3. Coating production: spraying according to the process setting parameters, focusing on monitoring:

- Plasma Jet: The characteristics are determined by the current, gas type, and flow rate, and are accurately monitored by a microprocessor to ensure accuracy and stability.

- Workpiece Movement: Complex parts rely on the mechanical system to control the spray gun and the workpiece manipulator to move the workpiece to ensure uniform coating.

- Powder Control Precise control of powder delivery speed, injection position and angle.

Ⅲ. Spraying aftercare

1. Cooling treatment: After spraying, the studio maintains a low-pressure inert atmosphere, and then fills the air when the workpiece is cooled below 100°C.

2. Quality verification: Check whether the coating is uniform and whether there are flaws, and check whether the coating performance is up to standard by means of hardness and bond strength testing.

Q1: Why is the price of the equipment so high?

A: The low-pressure vacuum plasma spraying system has a complex structure, including a vacuum system, a plasma spray gun, a gas supply system, an electrical control system and other precision parts, and the manufacturing process is demanding, and it also needs to be equipped with a high-quality monitoring and automation system to ensure the accurate control and stability of the spraying process. At the same time, R&D costs are also high, so the one-time investment in equipment is high.

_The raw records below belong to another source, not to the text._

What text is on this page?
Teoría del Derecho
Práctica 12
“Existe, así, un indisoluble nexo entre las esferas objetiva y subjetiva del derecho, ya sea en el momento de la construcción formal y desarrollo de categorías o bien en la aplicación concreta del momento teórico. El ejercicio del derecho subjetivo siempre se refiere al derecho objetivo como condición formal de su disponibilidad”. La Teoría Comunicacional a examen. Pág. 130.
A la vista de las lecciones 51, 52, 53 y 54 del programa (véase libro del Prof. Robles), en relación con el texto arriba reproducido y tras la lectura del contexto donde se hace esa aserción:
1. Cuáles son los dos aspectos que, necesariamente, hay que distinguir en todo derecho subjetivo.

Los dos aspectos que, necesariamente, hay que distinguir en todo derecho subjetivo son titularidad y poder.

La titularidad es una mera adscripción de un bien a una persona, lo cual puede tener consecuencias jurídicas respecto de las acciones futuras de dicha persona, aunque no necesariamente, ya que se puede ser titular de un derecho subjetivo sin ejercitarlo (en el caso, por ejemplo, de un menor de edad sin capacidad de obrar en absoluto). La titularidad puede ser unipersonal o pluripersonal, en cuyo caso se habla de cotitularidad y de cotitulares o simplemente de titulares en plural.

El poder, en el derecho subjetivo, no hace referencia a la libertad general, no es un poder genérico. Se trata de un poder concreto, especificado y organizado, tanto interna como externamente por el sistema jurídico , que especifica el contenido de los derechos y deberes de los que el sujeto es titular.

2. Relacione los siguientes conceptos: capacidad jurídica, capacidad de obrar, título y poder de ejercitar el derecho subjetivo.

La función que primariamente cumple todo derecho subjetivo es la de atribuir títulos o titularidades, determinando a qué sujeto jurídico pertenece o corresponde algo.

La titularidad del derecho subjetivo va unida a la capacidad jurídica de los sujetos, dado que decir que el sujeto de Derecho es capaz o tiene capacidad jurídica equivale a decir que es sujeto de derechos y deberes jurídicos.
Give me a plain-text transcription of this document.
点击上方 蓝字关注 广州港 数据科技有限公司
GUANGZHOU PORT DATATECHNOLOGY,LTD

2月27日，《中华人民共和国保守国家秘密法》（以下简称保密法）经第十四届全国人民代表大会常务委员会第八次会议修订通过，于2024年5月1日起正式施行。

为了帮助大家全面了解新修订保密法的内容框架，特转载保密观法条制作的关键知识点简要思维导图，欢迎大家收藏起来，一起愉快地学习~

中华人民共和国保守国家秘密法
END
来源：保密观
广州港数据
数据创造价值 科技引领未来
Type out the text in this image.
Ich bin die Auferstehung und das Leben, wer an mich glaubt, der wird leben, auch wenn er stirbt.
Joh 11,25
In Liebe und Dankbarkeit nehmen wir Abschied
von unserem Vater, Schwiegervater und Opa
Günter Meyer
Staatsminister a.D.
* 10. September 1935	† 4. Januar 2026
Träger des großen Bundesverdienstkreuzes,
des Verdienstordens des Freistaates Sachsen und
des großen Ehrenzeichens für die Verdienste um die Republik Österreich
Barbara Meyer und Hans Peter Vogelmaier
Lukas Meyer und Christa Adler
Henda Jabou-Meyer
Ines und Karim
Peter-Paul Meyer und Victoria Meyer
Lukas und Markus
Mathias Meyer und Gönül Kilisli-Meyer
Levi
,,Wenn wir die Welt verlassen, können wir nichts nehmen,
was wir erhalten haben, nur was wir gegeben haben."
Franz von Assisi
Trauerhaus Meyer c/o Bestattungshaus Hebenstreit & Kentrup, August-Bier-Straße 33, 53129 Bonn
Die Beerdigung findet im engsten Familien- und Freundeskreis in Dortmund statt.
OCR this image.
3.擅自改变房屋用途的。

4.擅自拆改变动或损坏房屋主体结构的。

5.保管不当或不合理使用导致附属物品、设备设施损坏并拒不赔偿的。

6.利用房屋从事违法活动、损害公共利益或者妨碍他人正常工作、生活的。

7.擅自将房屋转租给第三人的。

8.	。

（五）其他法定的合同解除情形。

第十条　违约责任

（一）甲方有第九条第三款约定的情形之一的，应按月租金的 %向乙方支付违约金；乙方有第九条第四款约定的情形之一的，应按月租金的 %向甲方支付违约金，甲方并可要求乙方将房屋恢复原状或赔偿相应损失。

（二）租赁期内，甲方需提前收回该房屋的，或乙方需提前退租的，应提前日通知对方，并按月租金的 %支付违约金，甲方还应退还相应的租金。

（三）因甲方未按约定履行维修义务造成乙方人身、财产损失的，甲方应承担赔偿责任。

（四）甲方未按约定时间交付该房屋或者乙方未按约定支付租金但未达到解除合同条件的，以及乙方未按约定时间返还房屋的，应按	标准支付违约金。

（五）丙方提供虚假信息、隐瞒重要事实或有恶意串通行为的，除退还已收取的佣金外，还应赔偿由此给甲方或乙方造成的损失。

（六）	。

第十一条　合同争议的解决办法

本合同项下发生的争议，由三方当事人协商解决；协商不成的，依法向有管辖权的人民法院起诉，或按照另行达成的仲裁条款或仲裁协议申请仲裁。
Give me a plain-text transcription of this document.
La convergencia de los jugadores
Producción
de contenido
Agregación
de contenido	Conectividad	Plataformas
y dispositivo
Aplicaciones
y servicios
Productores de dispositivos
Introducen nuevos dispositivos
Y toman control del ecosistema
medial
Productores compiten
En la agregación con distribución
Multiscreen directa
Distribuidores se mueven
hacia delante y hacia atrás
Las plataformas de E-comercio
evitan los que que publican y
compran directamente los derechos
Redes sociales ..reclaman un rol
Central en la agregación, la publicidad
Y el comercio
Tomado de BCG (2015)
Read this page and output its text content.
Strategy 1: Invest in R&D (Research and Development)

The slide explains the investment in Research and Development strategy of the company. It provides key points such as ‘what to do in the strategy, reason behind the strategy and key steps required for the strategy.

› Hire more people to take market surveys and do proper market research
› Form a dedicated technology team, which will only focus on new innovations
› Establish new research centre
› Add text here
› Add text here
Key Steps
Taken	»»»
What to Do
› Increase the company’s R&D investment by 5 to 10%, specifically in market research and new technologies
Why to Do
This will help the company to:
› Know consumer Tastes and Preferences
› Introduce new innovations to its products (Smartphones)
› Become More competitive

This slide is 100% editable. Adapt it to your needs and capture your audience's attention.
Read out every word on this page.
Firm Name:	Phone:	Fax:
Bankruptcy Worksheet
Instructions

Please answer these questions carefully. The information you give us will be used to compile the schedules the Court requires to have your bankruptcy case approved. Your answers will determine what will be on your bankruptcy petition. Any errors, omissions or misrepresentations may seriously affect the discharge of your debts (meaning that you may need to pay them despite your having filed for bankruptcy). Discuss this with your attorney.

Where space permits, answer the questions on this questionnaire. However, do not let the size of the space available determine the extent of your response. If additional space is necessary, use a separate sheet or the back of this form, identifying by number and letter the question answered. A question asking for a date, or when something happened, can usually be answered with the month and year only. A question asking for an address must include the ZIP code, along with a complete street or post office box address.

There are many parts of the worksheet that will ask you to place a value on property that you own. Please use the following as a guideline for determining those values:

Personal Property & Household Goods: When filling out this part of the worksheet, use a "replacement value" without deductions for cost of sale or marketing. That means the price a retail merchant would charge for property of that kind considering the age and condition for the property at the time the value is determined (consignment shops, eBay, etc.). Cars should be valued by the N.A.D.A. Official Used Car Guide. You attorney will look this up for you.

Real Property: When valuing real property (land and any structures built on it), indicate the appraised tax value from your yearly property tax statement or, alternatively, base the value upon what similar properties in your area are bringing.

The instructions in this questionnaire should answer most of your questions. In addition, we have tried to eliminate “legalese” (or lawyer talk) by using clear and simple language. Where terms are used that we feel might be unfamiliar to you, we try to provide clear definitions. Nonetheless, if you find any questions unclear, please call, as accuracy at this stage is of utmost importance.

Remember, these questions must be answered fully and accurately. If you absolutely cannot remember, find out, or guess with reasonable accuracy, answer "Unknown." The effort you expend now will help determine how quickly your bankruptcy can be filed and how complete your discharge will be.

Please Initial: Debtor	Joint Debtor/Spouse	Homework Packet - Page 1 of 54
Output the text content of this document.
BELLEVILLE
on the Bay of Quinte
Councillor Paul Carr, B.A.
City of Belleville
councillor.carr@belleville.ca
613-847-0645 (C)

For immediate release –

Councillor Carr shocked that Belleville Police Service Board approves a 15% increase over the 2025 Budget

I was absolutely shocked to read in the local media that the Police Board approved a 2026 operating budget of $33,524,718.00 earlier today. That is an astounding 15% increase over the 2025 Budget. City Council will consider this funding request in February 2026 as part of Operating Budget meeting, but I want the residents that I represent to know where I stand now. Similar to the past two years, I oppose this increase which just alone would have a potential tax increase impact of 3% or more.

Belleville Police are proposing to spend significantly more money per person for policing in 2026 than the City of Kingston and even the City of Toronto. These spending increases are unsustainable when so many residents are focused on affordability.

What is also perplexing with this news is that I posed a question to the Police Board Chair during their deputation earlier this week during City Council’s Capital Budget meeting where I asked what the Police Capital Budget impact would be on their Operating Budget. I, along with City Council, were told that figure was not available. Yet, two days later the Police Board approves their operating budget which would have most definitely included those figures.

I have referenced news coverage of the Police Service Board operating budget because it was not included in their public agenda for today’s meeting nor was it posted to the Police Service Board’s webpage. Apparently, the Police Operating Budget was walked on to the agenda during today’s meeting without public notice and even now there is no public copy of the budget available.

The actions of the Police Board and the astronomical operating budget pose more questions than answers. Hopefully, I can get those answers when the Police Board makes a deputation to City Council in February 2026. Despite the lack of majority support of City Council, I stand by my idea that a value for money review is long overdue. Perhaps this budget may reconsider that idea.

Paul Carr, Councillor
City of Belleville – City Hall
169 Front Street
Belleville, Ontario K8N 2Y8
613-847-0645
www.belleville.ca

Q2: What are the limitations of the machine on the size of the workpiece?

A: The size of the workpiece is limited by the size of the vacuum chamber, and it is necessary to ensure that the workpiece can be smoothly placed in the vacuum chamber for spraying operation, if the workpiece is too large, it cannot be sprayed with this system.

Q3: What are the process parameters that affect the quality of the coating?

A: There are mainly plasma jets (its characteristics depend on the current, gas type, gas flow), powder supply (powder purity, drying and deaeration treatment), matrix quality (whether it is cleaned and heated with transfer arc), the movement of the workpiece (to ensure that the surface of complex parts is uniformly coated), powder delivery and injection state.

Q4: Why is the bond strength of the coating sometimes not high?

A: It may be that the surface treatment of the substrate before spraying is improper, such as sandblasting on the thin substrate may bring impurities; Poor chemical corrosion treatment; Failure to clean or preheat the surface of the substrate with a transfer arc, or due to inappropriate substrate temperature during the spraying process.

Q5:What materials are suitable for spraying with the system?

A: It can spray a variety of metals, ceramics, cermets and other materials, but due to the reduced heating efficiency of low-pressure plasma jet and the low enthalpy value, it is relatively difficult to spray some high-melting point materials, and the feasibility needs to be carefully evaluated.

Q6:In which industries are it widely used?

A: It is used in aerospace, medical, automobile manufacturing, petrochemical, textile machinery and other industries. For example, in the aerospace field, it is used for the preparation of coatings for gas turbine components and rocket nozzles; In the medical field, it is used for implant surface coating treatment, etc.